There are a number of things that are effective in peaking a woman's interest. You already blew it on immediate situational game when you met her etc.
I don't see how I blew it on situational game by saying she was like a real life valkyrie. You guys have no idea how to compliment apparantly, because the next thing that happened is that I was making out with her in front of her friends (after she introduced me to her friends, and they both complimented me on my apparant knowledge of norse mythology lol. She even invited me outside, then when I came outside, she approached me).
You see, if you're outcome independent anything can happen. It's like blackjack. You guys' approach is to hold when you've got the 17. When I got the 17 I say hit me, and see if I roll that 21.
Believe it or not I approached with outcome independence. You should all be giving me due credit. The chemistry was perfect and I was actually not being needy at all. Neither was I supplicating. I just had a thought and felt compelled to tell her that, then I moved on my way. She liked it and she gave me more openings. That's all there is to it. It all ended with her friend yanking her out of the bar. Not my fault at all. She was DTF. Maybe you think I'm delusional? So I suppose the make-out was a hallucination?
Confidence + outcome independence + original compliment = success.
Wait until Sunday this weekend. Then pretend you saw her at wherever you were but you didn't have a chance to say hi..."Blah blah blah"
Seems a bit stalkerish to me. Could be wrong. Don't think I can pull it off. I've already been chasing a bit too much through text. I invited her, she declined. Asked her why no response. She said she is in a relationship. Going back to: "Hey I saw you there!" would be like a step backwards imo. That would be like supplicating, however subtly, because it means I saw her, she didn't see me. It's supposed to be the other way around. At least imo
1) Never open with any sexual reference. Even if you had sex one hour ago, never text anything about sex. If SHE says something about it, you can reply (within a few minutes) but tread lightly. I always assume their dad will read anything I text them.
I told her I prefer to strike the iron while it's hot. She liked it. If the iron is hot, you gotta keep it hot. We already skipped all the bullcrap. No talk of work or anything, we were just straight up showing interest in each other, that's all. So I figured I might just keep it in that tone. Keep it in the tone that she responds to, that's how I figure.
2) You would like to enjoy her presence??? That might be the worst date invitation possible. Does that translate to "Can I bum another cigarette off you?" Or "Come to my dorm?" Do you have a job?
Keep in mind I am giving you translations from dutch. "Ik wil graag van jou aanwezigheid genieten", has sexual undertones lol, because "genieten" implies pleasure, but I'm referring to her "presence", which means all she has to do is be present and I'll be enjoying, lol.
So it's flattering but also slightly sexual. Can't go wrong.
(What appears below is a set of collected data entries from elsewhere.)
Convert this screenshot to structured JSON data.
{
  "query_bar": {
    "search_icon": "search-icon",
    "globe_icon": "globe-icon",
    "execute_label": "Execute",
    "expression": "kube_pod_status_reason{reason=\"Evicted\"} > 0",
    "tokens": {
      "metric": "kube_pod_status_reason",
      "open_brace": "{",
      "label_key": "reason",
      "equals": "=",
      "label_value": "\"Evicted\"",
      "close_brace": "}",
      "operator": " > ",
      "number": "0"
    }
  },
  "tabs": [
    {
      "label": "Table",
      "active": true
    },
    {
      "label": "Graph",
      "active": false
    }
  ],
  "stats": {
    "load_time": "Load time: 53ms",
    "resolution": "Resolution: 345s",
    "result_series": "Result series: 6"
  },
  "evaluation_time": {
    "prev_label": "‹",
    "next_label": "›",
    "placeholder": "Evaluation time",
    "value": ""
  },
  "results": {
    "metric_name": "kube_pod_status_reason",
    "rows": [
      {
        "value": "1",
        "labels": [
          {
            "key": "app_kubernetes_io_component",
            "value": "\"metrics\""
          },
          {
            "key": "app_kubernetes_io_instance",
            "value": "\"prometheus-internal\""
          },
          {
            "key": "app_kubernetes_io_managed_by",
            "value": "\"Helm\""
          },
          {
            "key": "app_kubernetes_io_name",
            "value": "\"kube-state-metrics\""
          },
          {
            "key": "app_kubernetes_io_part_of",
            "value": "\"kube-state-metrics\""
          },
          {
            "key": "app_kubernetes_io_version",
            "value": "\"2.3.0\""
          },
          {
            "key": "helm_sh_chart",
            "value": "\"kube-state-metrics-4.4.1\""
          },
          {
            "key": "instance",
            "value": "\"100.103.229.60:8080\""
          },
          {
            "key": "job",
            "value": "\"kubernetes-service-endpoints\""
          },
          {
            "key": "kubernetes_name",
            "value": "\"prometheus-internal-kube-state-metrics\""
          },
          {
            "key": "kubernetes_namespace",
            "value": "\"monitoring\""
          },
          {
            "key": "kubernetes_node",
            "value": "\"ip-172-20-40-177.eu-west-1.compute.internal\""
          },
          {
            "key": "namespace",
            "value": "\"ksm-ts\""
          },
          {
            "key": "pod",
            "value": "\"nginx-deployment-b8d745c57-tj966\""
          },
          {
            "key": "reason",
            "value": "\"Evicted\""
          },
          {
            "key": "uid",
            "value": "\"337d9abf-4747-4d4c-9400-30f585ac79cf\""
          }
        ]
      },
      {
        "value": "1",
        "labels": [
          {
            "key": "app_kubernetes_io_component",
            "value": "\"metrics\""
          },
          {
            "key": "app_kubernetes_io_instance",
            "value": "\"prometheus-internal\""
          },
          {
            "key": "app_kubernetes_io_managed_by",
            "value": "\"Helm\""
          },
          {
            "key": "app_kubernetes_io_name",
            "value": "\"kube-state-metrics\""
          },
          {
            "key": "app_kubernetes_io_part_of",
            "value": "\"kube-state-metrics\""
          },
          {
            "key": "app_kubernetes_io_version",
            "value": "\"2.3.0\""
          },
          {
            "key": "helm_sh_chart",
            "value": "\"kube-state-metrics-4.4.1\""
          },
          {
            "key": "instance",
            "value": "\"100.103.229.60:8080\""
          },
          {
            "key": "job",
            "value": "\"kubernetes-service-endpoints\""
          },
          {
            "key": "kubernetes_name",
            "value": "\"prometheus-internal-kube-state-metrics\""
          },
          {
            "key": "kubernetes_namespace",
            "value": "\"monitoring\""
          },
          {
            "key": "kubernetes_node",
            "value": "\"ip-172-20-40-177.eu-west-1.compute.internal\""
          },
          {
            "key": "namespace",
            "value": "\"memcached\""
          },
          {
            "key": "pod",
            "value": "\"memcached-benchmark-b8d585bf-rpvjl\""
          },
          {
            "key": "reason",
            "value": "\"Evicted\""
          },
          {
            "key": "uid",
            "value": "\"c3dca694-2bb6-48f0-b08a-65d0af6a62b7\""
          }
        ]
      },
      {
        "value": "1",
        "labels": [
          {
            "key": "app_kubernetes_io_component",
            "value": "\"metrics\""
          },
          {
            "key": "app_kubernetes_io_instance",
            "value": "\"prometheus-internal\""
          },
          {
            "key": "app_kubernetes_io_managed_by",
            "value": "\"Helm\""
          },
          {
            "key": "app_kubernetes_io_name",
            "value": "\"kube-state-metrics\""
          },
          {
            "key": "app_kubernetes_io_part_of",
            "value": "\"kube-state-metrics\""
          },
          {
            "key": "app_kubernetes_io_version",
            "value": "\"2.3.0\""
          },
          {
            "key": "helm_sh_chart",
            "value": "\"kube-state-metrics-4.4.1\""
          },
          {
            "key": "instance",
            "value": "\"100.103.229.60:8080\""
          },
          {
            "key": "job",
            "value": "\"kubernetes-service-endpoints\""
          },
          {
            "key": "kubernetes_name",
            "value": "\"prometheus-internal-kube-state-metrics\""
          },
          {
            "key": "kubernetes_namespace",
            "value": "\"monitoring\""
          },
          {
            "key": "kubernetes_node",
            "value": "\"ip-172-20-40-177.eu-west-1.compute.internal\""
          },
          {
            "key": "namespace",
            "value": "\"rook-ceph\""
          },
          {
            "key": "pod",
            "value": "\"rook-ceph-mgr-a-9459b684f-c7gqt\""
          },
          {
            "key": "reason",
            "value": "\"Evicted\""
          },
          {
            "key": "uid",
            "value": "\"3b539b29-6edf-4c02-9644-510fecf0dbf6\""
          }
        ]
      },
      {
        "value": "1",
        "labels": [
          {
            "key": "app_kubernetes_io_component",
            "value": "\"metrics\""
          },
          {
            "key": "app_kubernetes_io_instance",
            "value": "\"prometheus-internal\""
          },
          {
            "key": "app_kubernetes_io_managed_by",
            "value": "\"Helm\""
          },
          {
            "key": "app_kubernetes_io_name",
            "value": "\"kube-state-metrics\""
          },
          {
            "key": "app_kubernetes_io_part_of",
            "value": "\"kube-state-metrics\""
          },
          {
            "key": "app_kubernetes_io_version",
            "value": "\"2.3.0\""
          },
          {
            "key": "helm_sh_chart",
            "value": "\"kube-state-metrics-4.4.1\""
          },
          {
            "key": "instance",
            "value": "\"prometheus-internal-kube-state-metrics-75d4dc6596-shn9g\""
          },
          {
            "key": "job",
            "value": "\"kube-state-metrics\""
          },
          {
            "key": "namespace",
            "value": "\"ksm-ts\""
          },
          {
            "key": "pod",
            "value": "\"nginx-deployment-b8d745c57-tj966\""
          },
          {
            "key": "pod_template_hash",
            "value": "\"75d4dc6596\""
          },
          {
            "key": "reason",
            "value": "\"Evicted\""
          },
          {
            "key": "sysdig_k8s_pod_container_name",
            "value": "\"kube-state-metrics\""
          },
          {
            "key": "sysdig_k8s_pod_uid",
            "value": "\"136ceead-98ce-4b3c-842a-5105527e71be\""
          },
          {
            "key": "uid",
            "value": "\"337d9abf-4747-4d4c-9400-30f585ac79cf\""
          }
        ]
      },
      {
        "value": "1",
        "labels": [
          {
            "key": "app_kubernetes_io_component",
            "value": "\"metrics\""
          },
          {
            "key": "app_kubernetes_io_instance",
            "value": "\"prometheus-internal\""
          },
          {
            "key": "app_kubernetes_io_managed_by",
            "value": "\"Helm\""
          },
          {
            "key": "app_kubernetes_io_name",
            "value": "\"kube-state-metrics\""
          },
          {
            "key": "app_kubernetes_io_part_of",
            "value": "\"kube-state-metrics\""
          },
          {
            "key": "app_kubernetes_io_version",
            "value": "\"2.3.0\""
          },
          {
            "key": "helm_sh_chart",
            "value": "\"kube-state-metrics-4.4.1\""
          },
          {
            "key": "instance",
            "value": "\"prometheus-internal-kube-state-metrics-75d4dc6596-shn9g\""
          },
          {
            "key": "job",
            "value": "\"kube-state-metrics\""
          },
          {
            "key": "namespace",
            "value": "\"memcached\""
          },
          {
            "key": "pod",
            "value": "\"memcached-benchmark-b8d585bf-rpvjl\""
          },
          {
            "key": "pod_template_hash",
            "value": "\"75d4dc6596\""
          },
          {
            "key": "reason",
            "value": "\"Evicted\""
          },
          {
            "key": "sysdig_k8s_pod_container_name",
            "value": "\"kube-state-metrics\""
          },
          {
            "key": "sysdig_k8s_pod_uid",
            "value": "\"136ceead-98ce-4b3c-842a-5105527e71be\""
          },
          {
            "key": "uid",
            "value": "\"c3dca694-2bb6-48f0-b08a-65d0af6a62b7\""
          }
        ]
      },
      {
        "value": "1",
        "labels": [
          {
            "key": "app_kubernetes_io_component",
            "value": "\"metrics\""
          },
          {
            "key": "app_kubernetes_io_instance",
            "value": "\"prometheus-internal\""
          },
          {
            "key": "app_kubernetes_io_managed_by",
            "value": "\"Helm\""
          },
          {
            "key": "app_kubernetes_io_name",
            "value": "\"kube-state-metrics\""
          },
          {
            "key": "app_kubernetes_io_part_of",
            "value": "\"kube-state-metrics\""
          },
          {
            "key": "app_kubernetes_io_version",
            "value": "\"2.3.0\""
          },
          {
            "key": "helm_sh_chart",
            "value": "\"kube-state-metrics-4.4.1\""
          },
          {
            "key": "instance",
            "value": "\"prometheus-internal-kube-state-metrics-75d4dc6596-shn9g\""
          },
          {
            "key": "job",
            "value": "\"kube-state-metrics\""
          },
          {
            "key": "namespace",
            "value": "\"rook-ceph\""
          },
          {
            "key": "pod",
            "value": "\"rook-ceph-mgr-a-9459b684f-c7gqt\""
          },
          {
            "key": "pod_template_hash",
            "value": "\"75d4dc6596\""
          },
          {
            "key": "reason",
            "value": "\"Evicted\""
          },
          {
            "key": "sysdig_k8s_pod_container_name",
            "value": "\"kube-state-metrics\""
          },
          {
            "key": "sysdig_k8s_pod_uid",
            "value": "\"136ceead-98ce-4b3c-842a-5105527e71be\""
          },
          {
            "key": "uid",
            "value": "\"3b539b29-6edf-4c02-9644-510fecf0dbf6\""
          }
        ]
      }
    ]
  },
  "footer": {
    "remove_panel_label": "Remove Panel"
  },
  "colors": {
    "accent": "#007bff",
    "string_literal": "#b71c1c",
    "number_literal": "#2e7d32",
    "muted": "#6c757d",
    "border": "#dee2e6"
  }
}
It's a different language FFS. By the way it could also be interpreted as strictly courteous language. Also, saying: "Ik had jou wel op kunnen vreten" (I could have eaten you), is a dutch idiom which is used when people are really angry which each other. So it could be interpreted to mean that I was really pissed off that she had left. See it's all a bit more psychological than it seems. More than likely she would interpret it sexually though. The response was a kiss+heart smiley. Rather 'reclined' response on her part, if you know what I mean.
3) Avoid saying "You have to" (anything). They don't have to do anything.
When I say that I mean it as a factual statement, as in: "if you want this to go anywhere, you are going to have to tell me when you have time." I thought it was protocol on this forum that once you invite a girl and she declines, she has to come with a counteroffer. I'm just telling her that as she must also be quite aware of it herself, through experience. Otherwise I'm teaching her.
4) The other lines are even worse (pardon the pun).
You should say something like this:
"Thursday night I'll be having dinner at (trendy place that isn't that expensive but isn't a chain) at (specific time). You can meet me at the bar". Thus, you give a specific event (that she will enjoy) and a specific time and place for her to meet you - and you go either way. Let her negotiate from there. She should say "I would love to! I'm excited!" or worst case "That night doesn't work but (this night does)".
Agree. Sadly though I never go out to dinner. I figure the best I can do now is indeed to either ignore or to invite her to something I'm doing.
My best shot (least investment) would be simply to invite her to my work, lol (yes I do work, in a bar. Where she met me). I prefer she come to me. Though the invite might be redundant as she should remember where that I work there. Your idea might be better, but it's not really congruent with my life, u see.
Thanks for the responses by the way. I also don't consider you an autist, just so you know, lol.